The model is a hybrid statistical model that uses macroeconomic variables and inter-industry linkages to forecast sectoral output. The model is used to forecast not just output, but prices, wages, employment and investment. The principal variables driving the industry model are the components of final demand, which directly or indirectly determine the demand facing each industry. However, other macroeconomic assumptions — in particular exchange rates, as well as world commodity prices — also enter into the equation, as well as other industry specific factors that have been or are expected to impact.
Forecasts of GDP growth per capita based on these factors can then be combined with demographic projections to give forecasts for overall GDP growth.
Wherever possible, publicly available data from ofﬁcial sources are used for the latest available year. Qualitative indicators are normalised (on the basis of: Normalised x = (x - Min(x)) / (Max(x) - Min(x)) where Min(x) and Max(x) are, the lowest and highest values for any given indicator respectively) and then aggregated across categories to enable an overall comparison. The normalised value is then transformed into a positive number on a scale of 0 to 100. The weighting assigned to each indicator can be changed to reﬂect different assumptions about their relative importance.
The principal explanatory variable in each industry’s output equation is the Total Demand variable, encompassing exogenous macroeconomic assumptions, consumer spending and investment, and intermediate demand for goods and services by sectors of the economy for use as inputs in the production of their own goods and services.
Elasticity measures the response of one economic variable to a change in another economic variable, whether the good or service is demanded as an input into a final product or whether it is the final product, and provides insight into the proportional impact of different economic actions and policy decisions.
Demand elasticities measure the change in the quantity demanded of a particular good or service as a result of changes to other economic variables, such as its own price, the price of competing or complementary goods and services, income levels, taxes.
Demand elasticities can be influenced by several factors. Each of these factors, along with the specific characteristics of the product, will interact to determine its overall responsiveness of demand to changes in prices and incomes.
The individual characteristics of a good or service will have an impact, but there are also a number of general factors that will typically affect the sensitivity of demand, such as the availability of substitutes, whereby the elasticity is typically higher the greater the number of available substitutes, as consumers can easily switch between different products.

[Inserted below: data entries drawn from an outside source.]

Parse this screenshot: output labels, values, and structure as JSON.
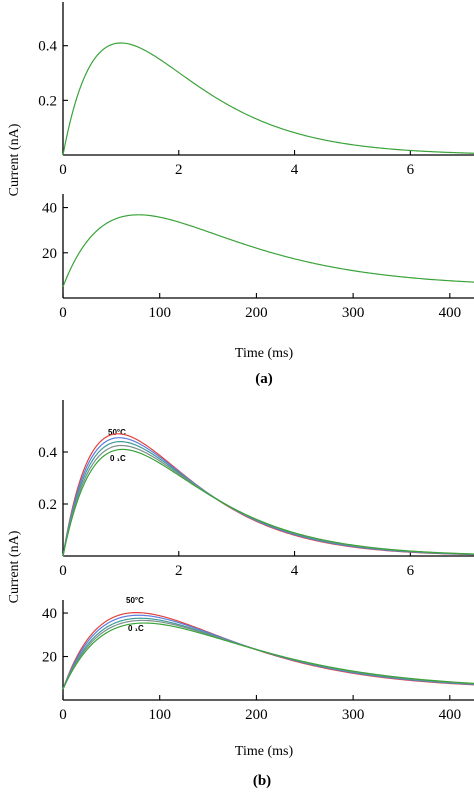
{
  "figure": {
    "ylabel_top": "Current (nA)",
    "ylabel_bottom": "Current (nA)",
    "panel_a_xlabel": "Time (ms)",
    "panel_a_label": "(a)",
    "panel_b_xlabel": "Time (ms)",
    "panel_b_label": "(b)",
    "annot_high_1": "50°C",
    "annot_low_1": "0 ₁C",
    "annot_high_2": "50°C",
    "annot_low_2": "0 ₁C"
  },
  "colors": {
    "green": "#3aa33a",
    "red": "#e0433c",
    "blue": "#5d7de0",
    "teal": "#3f9a98",
    "gray": "#7c8f8c"
  },
  "chart_data": [
    {
      "id": "a1",
      "type": "line",
      "xlim": [
        0,
        7.1
      ],
      "ylim": [
        0,
        0.56
      ],
      "xticks": [
        0,
        2,
        4,
        6
      ],
      "yticks": [
        0.2,
        0.4
      ],
      "xtick_labels": [
        "0",
        "2",
        "4",
        "6"
      ],
      "ytick_labels": [
        "0.2",
        "0.4"
      ],
      "series": [
        {
          "color": "green",
          "peak": 0.41,
          "tpeak": 1.0
        }
      ]
    },
    {
      "id": "a2",
      "type": "line",
      "xlim": [
        0,
        425
      ],
      "ylim": [
        0,
        46
      ],
      "xticks": [
        0,
        100,
        200,
        300,
        400
      ],
      "yticks": [
        20,
        40
      ],
      "xtick_labels": [
        "0",
        "100",
        "200",
        "300",
        "400"
      ],
      "ytick_labels": [
        "20",
        "40"
      ],
      "xlabel": "Time (ms)",
      "series": [
        {
          "color": "green",
          "peak": 36.8,
          "tpeak": 78,
          "baseline": 5
        }
      ]
    },
    {
      "id": "b1",
      "type": "line",
      "xlim": [
        0,
        7.1
      ],
      "ylim": [
        0,
        0.6
      ],
      "xticks": [
        0,
        2,
        4,
        6
      ],
      "yticks": [
        0.2,
        0.4
      ],
      "xtick_labels": [
        "0",
        "2",
        "4",
        "6"
      ],
      "ytick_labels": [
        "0.2",
        "0.4"
      ],
      "series": [
        {
          "color": "red",
          "peak": 0.47,
          "tpeak": 0.95
        },
        {
          "color": "blue",
          "peak": 0.455,
          "tpeak": 0.97
        },
        {
          "color": "teal",
          "peak": 0.44,
          "tpeak": 0.99
        },
        {
          "color": "gray",
          "peak": 0.425,
          "tpeak": 1.01
        },
        {
          "color": "green",
          "peak": 0.41,
          "tpeak": 1.03
        }
      ]
    },
    {
      "id": "b2",
      "type": "line",
      "xlim": [
        0,
        425
      ],
      "ylim": [
        0,
        46
      ],
      "xticks": [
        0,
        100,
        200,
        300,
        400
      ],
      "yticks": [
        20,
        40
      ],
      "xtick_labels": [
        "0",
        "100",
        "200",
        "300",
        "400"
      ],
      "ytick_labels": [
        "20",
        "40"
      ],
      "xlabel": "Time (ms)",
      "series": [
        {
          "color": "red",
          "peak": 40.2,
          "tpeak": 76,
          "baseline": 5
        },
        {
          "color": "blue",
          "peak": 39.0,
          "tpeak": 78,
          "baseline": 5
        },
        {
          "color": "teal",
          "peak": 37.6,
          "tpeak": 80,
          "baseline": 5
        },
        {
          "color": "gray",
          "peak": 36.6,
          "tpeak": 82,
          "baseline": 5
        },
        {
          "color": "green",
          "peak": 35.4,
          "tpeak": 84,
          "baseline": 5
        }
      ]
    }
  ]
}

The degree of necessity. Luxury products and habit forming ones, typically have a higher elasticity.
Proportion of the budget consumed by the item. Products that consume a large portion of the consumer’s budget tend to have greater elasticity.
Elasticities tend to be greater over the long run because consumers have more time to adjust their behaviour.

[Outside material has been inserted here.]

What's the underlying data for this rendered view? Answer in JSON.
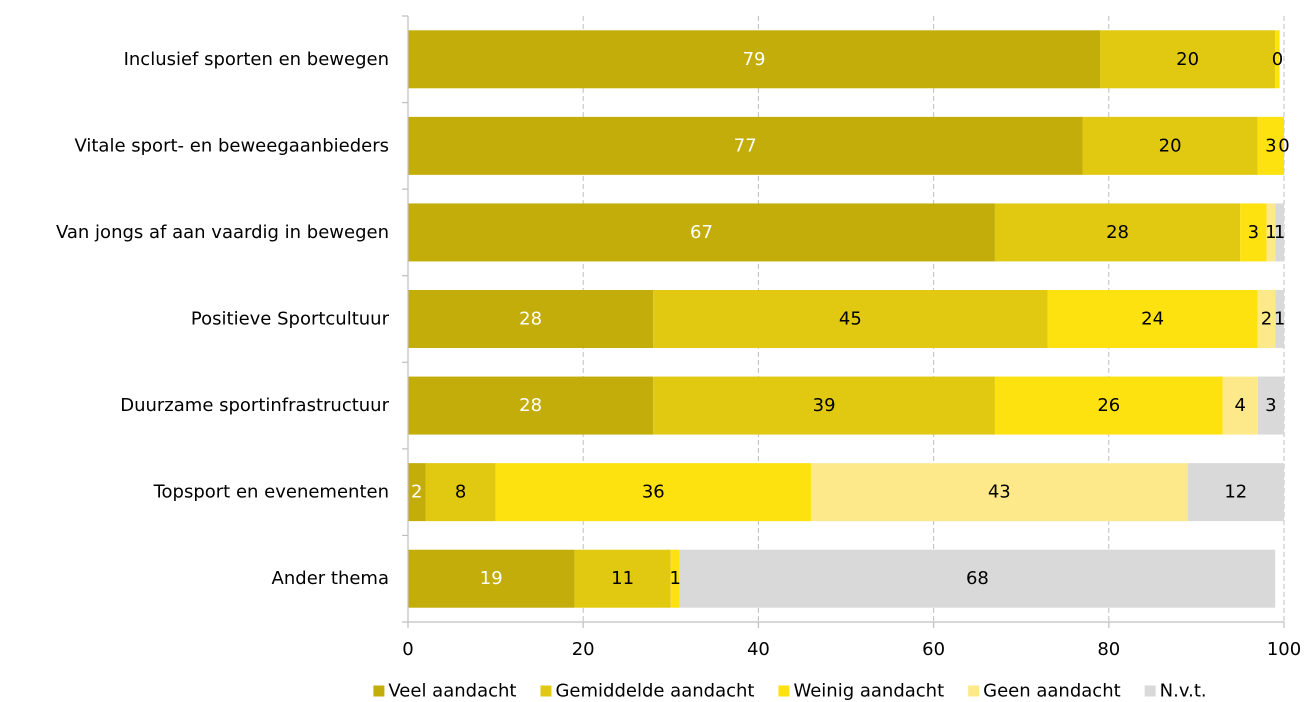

Finally, if the product or service is an input into a final product then the price elasticity will depend on the price elasticity of the final product, its cost share in the production costs, and the availability of substitutes for that good or service.
Prices are also forecast using an input-output framework. Input costs have two components; labour costs are driven by wages, while intermediate costs are computed as an input-output weighted aggregate of input sectors’ prices. Employment is a function of output and real sectoral wages, that are forecast as a function of whole economy growth in wages. Investment is forecast as a function of output and aggregate level business investment.